Dans la pratique, la création du titre foncier surtout celui relatif à une propriété foncière villageoise obéit à des procédures. Il s’agit de la production de PV de palabres signé du chef de village et de ses conseillers. Paul Leroux Traoré qui se proclame propriété de la parcelle ne dispose pas non plus de ce document indispensable. Le chef de village de Samalé et ses conseillers disent ne pas connaître M. Leroux et confirment le droit de propriété de Yahaya Sangaré auquel la parcelle a été léguée en héritage du côté de sa mère, l’une des filles du défunt chef de village de Samalé.

Le PV de palabres est en plus sous-tendu par d’autres documents et non des moindres comme l’enquête commodo et incommodo, la publication dans le Journal officiel sans oublier l’avis de bornage et d’immatriculation. Les documents produits par Yahaya Sangaré ont été considérés comme authentiques.

Titre irrégulier

Cette affaire est néanmoins parsemée de zone d’ombre. Leroux avait morcelé et vendu des parcelles à deux anciens ministres du régime ATT à 3 millions de F CFA l’hectare. Il a bénéficié pour ce faire de l’appui d’un autre membre du gouvernement du régime ATT afin que le chef d’arrondissement de Samalé lui signe la notification de 4,5 ha alors que le code domanial et foncier ne l’autorise à délivrer que 2,5 ha.
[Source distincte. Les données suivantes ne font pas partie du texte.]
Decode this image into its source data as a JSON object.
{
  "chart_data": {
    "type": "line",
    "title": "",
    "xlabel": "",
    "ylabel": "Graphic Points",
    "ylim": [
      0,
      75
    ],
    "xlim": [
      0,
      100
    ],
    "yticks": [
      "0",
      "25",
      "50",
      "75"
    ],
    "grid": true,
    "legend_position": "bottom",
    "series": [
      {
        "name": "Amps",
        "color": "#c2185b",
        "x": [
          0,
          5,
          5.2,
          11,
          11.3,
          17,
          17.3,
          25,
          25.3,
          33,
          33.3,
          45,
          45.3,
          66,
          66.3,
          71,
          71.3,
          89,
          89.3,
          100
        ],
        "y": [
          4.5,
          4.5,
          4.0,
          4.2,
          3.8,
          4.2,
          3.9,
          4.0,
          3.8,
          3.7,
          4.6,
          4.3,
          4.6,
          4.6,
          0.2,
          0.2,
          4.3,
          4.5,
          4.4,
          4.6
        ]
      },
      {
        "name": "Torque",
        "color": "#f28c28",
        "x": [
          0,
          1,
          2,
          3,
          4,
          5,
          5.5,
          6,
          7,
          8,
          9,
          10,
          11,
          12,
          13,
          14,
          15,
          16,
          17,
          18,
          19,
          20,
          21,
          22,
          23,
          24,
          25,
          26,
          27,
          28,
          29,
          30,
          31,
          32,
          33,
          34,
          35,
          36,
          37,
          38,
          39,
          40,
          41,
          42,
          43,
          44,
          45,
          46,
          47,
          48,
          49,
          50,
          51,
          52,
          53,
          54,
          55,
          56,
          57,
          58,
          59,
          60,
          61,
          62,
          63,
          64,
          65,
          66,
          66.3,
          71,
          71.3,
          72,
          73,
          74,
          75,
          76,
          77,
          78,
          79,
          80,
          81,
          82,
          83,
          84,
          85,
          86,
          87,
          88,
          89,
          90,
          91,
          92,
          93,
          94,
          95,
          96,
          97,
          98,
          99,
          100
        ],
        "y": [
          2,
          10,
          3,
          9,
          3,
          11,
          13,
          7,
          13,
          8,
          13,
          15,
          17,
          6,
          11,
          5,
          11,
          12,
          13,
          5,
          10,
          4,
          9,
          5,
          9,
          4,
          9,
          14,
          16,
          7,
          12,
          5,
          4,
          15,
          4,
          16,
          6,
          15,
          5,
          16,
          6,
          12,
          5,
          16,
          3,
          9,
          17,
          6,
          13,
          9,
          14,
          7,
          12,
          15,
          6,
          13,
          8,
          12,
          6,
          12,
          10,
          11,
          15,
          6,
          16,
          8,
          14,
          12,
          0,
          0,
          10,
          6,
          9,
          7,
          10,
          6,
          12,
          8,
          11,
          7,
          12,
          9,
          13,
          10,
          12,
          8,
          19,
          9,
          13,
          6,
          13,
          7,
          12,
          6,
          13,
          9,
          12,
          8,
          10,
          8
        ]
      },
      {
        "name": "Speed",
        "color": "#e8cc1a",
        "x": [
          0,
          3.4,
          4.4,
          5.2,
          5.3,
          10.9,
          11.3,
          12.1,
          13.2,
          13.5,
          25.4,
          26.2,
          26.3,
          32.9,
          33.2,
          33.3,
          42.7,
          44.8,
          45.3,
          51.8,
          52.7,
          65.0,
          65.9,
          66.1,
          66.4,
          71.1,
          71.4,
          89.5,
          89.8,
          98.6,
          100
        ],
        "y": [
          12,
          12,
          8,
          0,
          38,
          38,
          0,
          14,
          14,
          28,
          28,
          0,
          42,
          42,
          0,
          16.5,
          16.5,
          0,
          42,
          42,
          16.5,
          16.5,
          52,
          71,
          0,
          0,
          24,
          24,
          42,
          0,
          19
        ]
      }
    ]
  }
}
Toute la hantise aujourd’hui de M. Leroux est de se voir contraint de rembourser l’argent qu’il a empoché dans le morcellement et la vente de quelques hectares de la parcelle litigieuse.

L’arrêt contre lequel il avait déposé un recours en révision pour et lequel la Cour vient de se déclarer incompétente a décelé la supercherie. C’est que le titre de Leroux a été créé dans des conditions irrégulières et au mépris de conditions édictées par la loi. Si son titre mère est plus ancien que celui du général Sangaré, le titre provisoire de celui-ci a été jugé le plus ancien et a suivi toutes les procédures requises. Son bornage a été réalisé depuis 1998 contrairement à celui de Leroux survenu quelques années plus tard.

Toutes ces irrégularités valent à M. Leroux la plainte pour faux et usage de faux et disposition de bien d’autrui.